Investors and others in the business world were keen followers via the Yahoo Finance UK site of the Dow Jones (^DJI) , one of the world’s best-known stock indexes and a key measure of the health of the US economy.

President Donald Trump’s turbulent presidency and trade war with China, as well as several interest rate hikes by the Federal Reserve has led to wild global market routs, leaving investors feeling ‘gullible’ and burned.

8. GDPR

2018 was the year that data protection seemed to go mainstream, with millions of organisations across the UK and Europe forced to up their game in protecting consumers’ privacy and other rights.

It was all down to the EU General Data Protection Regulation (GDPR) being implemented from May 2018, marking the most important change in data privacy regulation in 20 years.

7. Minimum Wage

The minimum wage changes every year in the UK, and recent years have seen it rising faster than previously, so it is no surprise workers and employees want to see the latest numbers.

The minimum wage varies according to workers’ ages, but those aged 25 and over have a right to £7.83 an hour. It will next increase in April 2019.

6. Bitcoin

Graphic: Yahoo Finance
Graphic: Yahoo Finance

2018 was the year the world’s first and biggest cryptocurrency celebrated its 10th birthday.

But it probably won’t be a year to remember for investors. Bitcoin’s value plummeted for much of the year after what many analysts now say was an unfounded record rally in 2017.

If you don’t know your Bitcoin from your Ethereum, Yahoo Finance UK’s senior city correspondent Oscar Williams-Grut has written this helpful explainer for anyone wondering what cryptocurrencies actually are.

5. Universal Credit


Alarm among MPs over the government’s radical and long-delayed new benefit system, universal credit, reached fever pitch in 2018 as their postbags began to bulge with horror stories from constituents.

The government has dug in its heels and pressed on with the controversial shakeup, which rolls six existing benefits into one, with the Chancellor pledging new money to the scheme in his 2018 Budget.

4. House Prices

The seemingly unstoppable rise in UK house prices has finally slowed, with annual price increases in the past year at a five-year low.

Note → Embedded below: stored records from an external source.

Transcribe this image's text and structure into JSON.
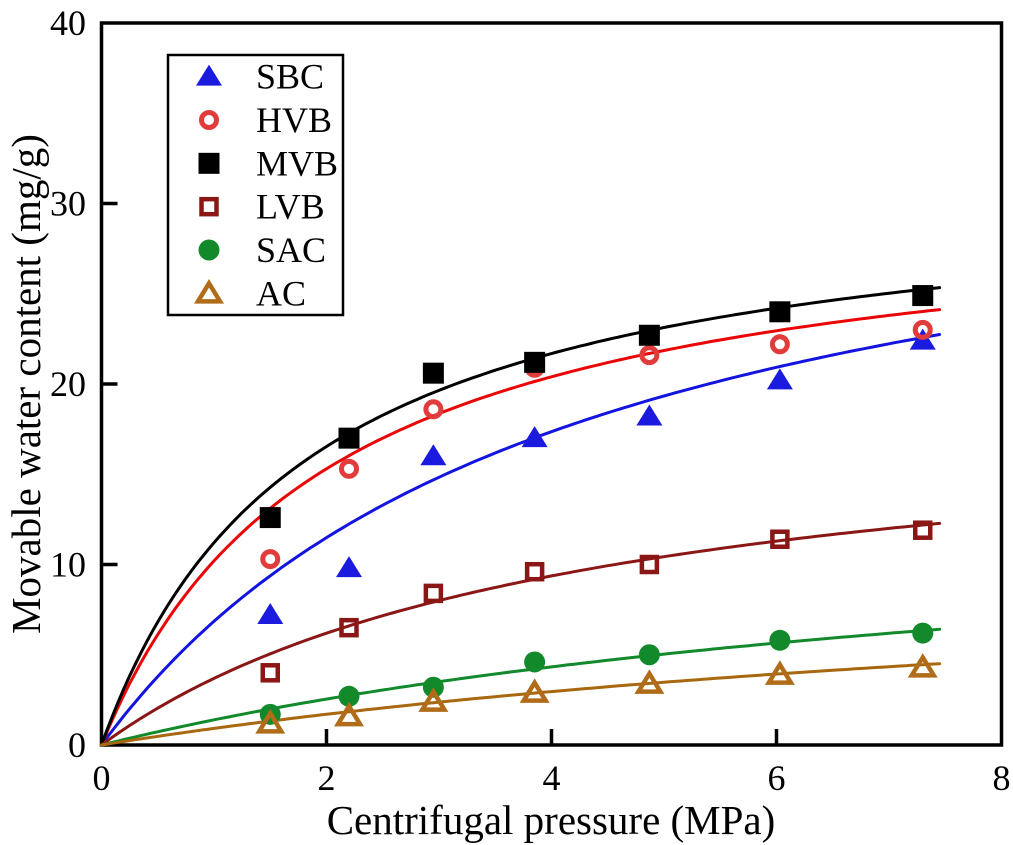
{
  "chart_data": {
    "type": "scatter",
    "title": "",
    "xlabel": "Centrifugal pressure (MPa)",
    "ylabel": "Movable water content (mg/g)",
    "xlim": [
      0,
      8
    ],
    "ylim": [
      0,
      40
    ],
    "x_tick_labels": [
      "0",
      "2",
      "4",
      "6",
      "8"
    ],
    "x_tick_values": [
      0,
      2,
      4,
      6,
      8
    ],
    "y_tick_labels": [
      "0",
      "10",
      "20",
      "30",
      "40"
    ],
    "y_tick_values": [
      0,
      10,
      20,
      30,
      40
    ],
    "grid": false,
    "legend_position": "top-left",
    "frame_color": "#000000",
    "x": [
      1.5,
      2.2,
      2.95,
      3.85,
      4.87,
      6.03,
      7.3
    ],
    "series": [
      {
        "name": "SBC",
        "marker": "triangle-filled",
        "color": "#1b1bdf",
        "line_color": "#1414e0",
        "values": [
          7.2,
          9.8,
          16.0,
          17.0,
          18.2,
          20.2,
          22.4
        ],
        "fit_curve": {
          "model": "langmuir y=a*x/(b+x)",
          "a": 35.5,
          "b": 4.18
        }
      },
      {
        "name": "HVB",
        "marker": "circle-open",
        "color": "#e03c3c",
        "line_color": "#ea0606",
        "values": [
          10.3,
          15.3,
          18.6,
          20.9,
          21.6,
          22.2,
          23.0
        ],
        "fit_curve": {
          "model": "langmuir y=a*x/(b+x)",
          "a": 30.6,
          "b": 2.0
        }
      },
      {
        "name": "MVB",
        "marker": "square-filled",
        "color": "#000000",
        "line_color": "#000000",
        "values": [
          12.6,
          17.0,
          20.6,
          21.2,
          22.7,
          24.0,
          24.9
        ],
        "fit_curve": {
          "model": "langmuir y=a*x/(b+x)",
          "a": 31.5,
          "b": 1.81
        }
      },
      {
        "name": "LVB",
        "marker": "square-open",
        "color": "#8b1616",
        "line_color": "#8b1616",
        "values": [
          4.0,
          6.5,
          8.4,
          9.6,
          10.0,
          11.4,
          11.9
        ],
        "fit_curve": {
          "model": "langmuir y=a*x/(b+x)",
          "a": 19.2,
          "b": 4.2
        }
      },
      {
        "name": "SAC",
        "marker": "circle-filled",
        "color": "#128a2b",
        "line_color": "#128a2b",
        "values": [
          1.7,
          2.7,
          3.2,
          4.6,
          5.0,
          5.8,
          6.2
        ],
        "fit_curve": {
          "model": "langmuir y=a*x/(b+x)",
          "a": 14.5,
          "b": 9.4
        }
      },
      {
        "name": "AC",
        "marker": "triangle-open",
        "color": "#b06c18",
        "line_color": "#a8680f",
        "values": [
          1.2,
          1.6,
          2.4,
          2.9,
          3.4,
          3.9,
          4.3
        ],
        "fit_curve": {
          "model": "langmuir y=a*x/(b+x)",
          "a": 11.4,
          "b": 11.4
        }
      }
    ]
  }
}
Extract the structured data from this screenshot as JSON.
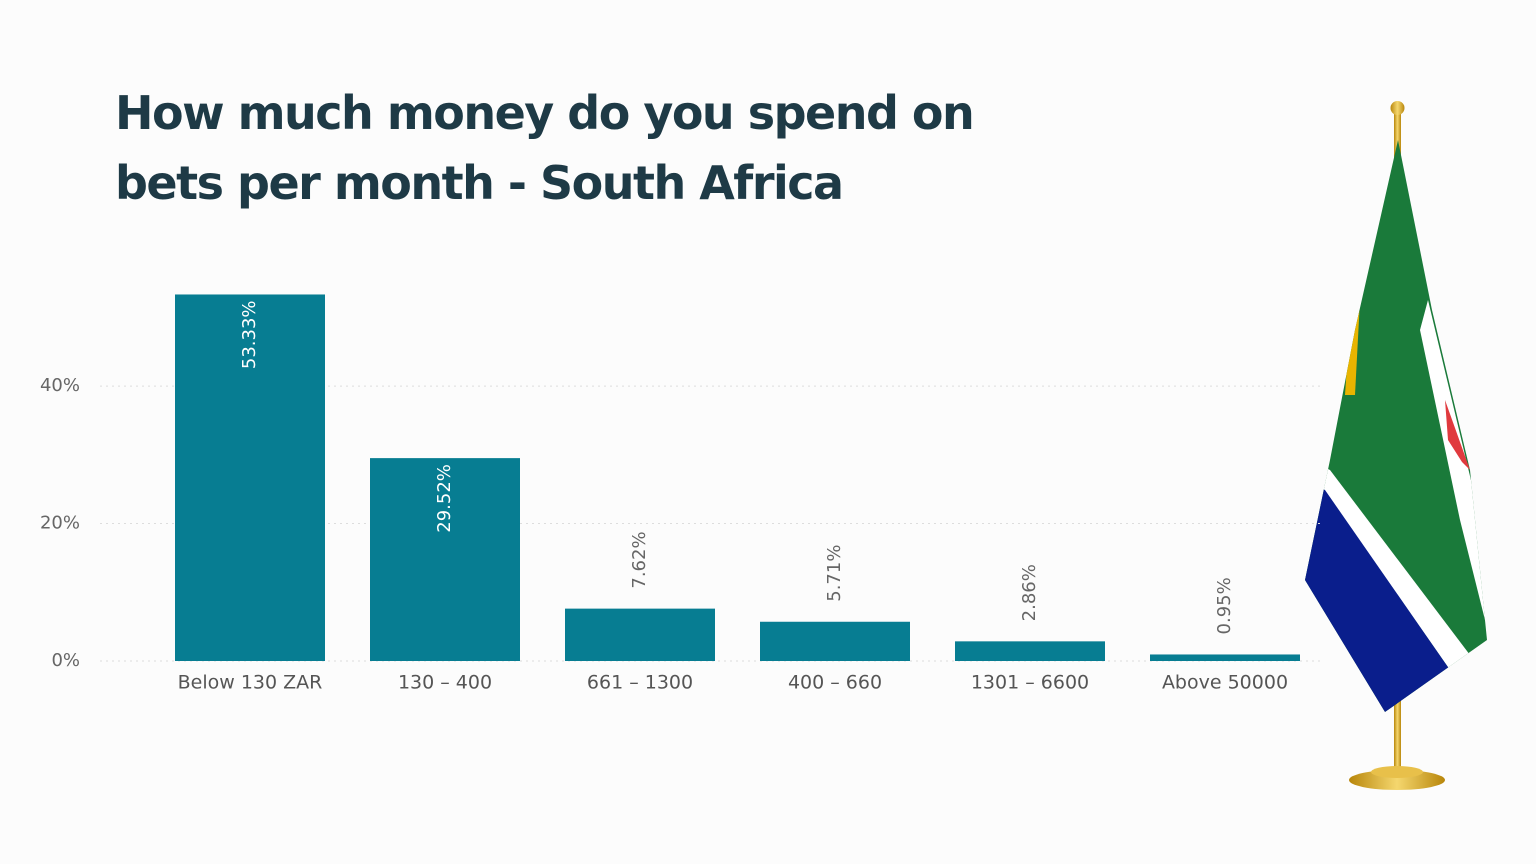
{
  "chart_data": {
    "type": "bar",
    "title": "How much money do you spend on bets per month - South Africa",
    "categories": [
      "Below 130 ZAR",
      "130 – 400",
      "661 – 1300",
      "400 – 660",
      "1301 – 6600",
      "Above 50000"
    ],
    "values": [
      53.33,
      29.52,
      7.62,
      5.71,
      2.86,
      0.95
    ],
    "value_labels": [
      "53.33%",
      "29.52%",
      "7.62%",
      "5.71%",
      "2.86%",
      "0.95%"
    ],
    "color": "#077d92",
    "ylim": [
      0,
      55
    ],
    "yticks": [
      {
        "value": 0,
        "label": "0%"
      },
      {
        "value": 20,
        "label": "20%"
      },
      {
        "value": 40,
        "label": "40%"
      }
    ],
    "grid": true
  }
}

London’s overheated market saw prices actually fall for many months in 2018, with new taxes, regulations and the spectre of Brexit weighing on buyers’ minds.

3. Brexit

Photo: Reuters
Photo: Reuters

Britain is now only 100 days away from leaving the EU, unravelling decades of increasing economic and political connections with its biggest trading partner.

It could have huge implications for many areas of day-to-day life and the politics of Brexit so far have been anything but smooth, so it is no surprise that it makes the list.

2. London Stock Exchange (LSE)

Countless different concerns will have been weighing on the minds of investors in the stock market in 2018, but they will have included fears over global trade tensions and the growing risk of a no-deal Brexit.

1. The Pound / FOREX

It has been a rollercoaster year for sterling, with its ups and downs often intertwined with the latest twists and turns in the UK government’s fraught negotiations over Brexit.

It hit a 20-month low in December, and some analysts fear it could even sink to parity with the euro in 2019.